In a long response to the multiple slurs, untruths and outright deceptions in the Dickinson piece, Koch Industries who had opened themselves to Dickinson’s inquiries and had been assured by him that he was attempting to engage in ” a good faith discussion”, they pointed out that of the 3,200 word response they offered Dickinson in response to his written questions, he only chose to quote 99. There was barely a mention of the 900 awards for safety, environmental excellence, and community stewardship Koch has received since 2009 alone or that the EPA has repeatedly praised Koch for a productive and collaborative approach to environmental protection. The article falsely claims that Koch’s petroleum coke business at its KCBX North facility in Chicago is endangering the “health of South Side residents,” despite the fact that they provided Dickinson with the Congressional Research Service research, findings from the city of Chicago that “there are no known illnesses or health effects associated with pet coke dust,” and EPA’s own conclusion that “petroleum coke itself has a low level of toxicity and that there is no evidence of carcinogenicity.” Nor does Dickinson note that KCBX was honored with the Good Neighbor award from the Southeast Environmental Task Force in 2001 and again in 2005.

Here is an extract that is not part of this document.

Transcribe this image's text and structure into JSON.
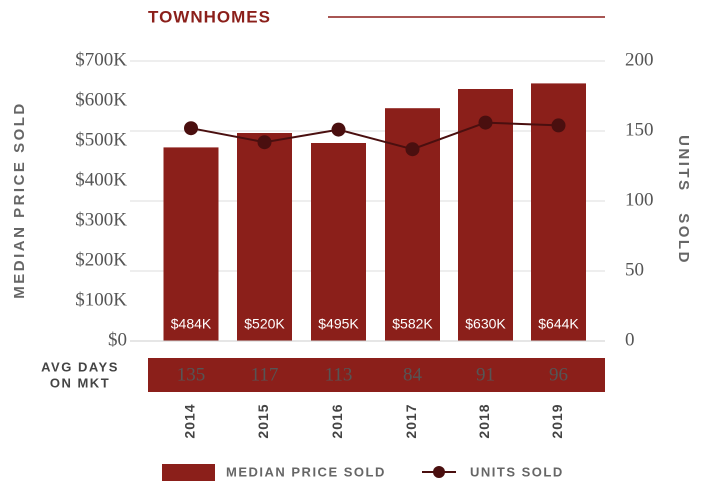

They provided a summation of the absence of journalistic integrity, fairness and balance in Dickinson’s piece:
‘”Any reasonable reader will conclude that this article is nothing more than a thinly veiled “hit piece.” We believe that Rolling Stone readers would have benefitted from an open and honest discussion of the issues Mr. Dickinson decided to write about. We are confident that if the true facts had been presented, Rolling Stone readers might have learned something about us that was contrary to the misinformation that Rolling Stone and other media have rehashed and regurgitated over the years. Apparently Rolling Stone and Mr. Dickinson do not trust or respect their readers enough to provide them with balanced information and an objective narrative, nor do they want their readers to make up their own minds.”
Balance and fairness – providing a wide perspective on controversial issues – is what we should expect from our journalists. But how little editorial oversight there is of so many contributing writers to Rolling Stone. The magazine regularly accepts hit pieces, just like the one above, presenting opinion as if it is fact, excluding information which does not fit within its own political narrative and resorting to name calling and epithet slinging against all those who disagree with its polemical approach. The absence of journalistic integrity puts Rolling Stone in the vanguard of the decline in standards we have seen in the U.S. over the past 30 years in both reportage and investigative journalism.
Maybe the failures of Sabrina Rubin Erdely to adequately corroborate her story will hasten a broad review of the magazine’s journalistic practices. But don’t count on any real change until Rolling stone is hit hard by the a declining subscriber base and perhaps even the fall off of advertising revenue due to its abandonment of proper journalistic practices and its preferences for ideology over truth.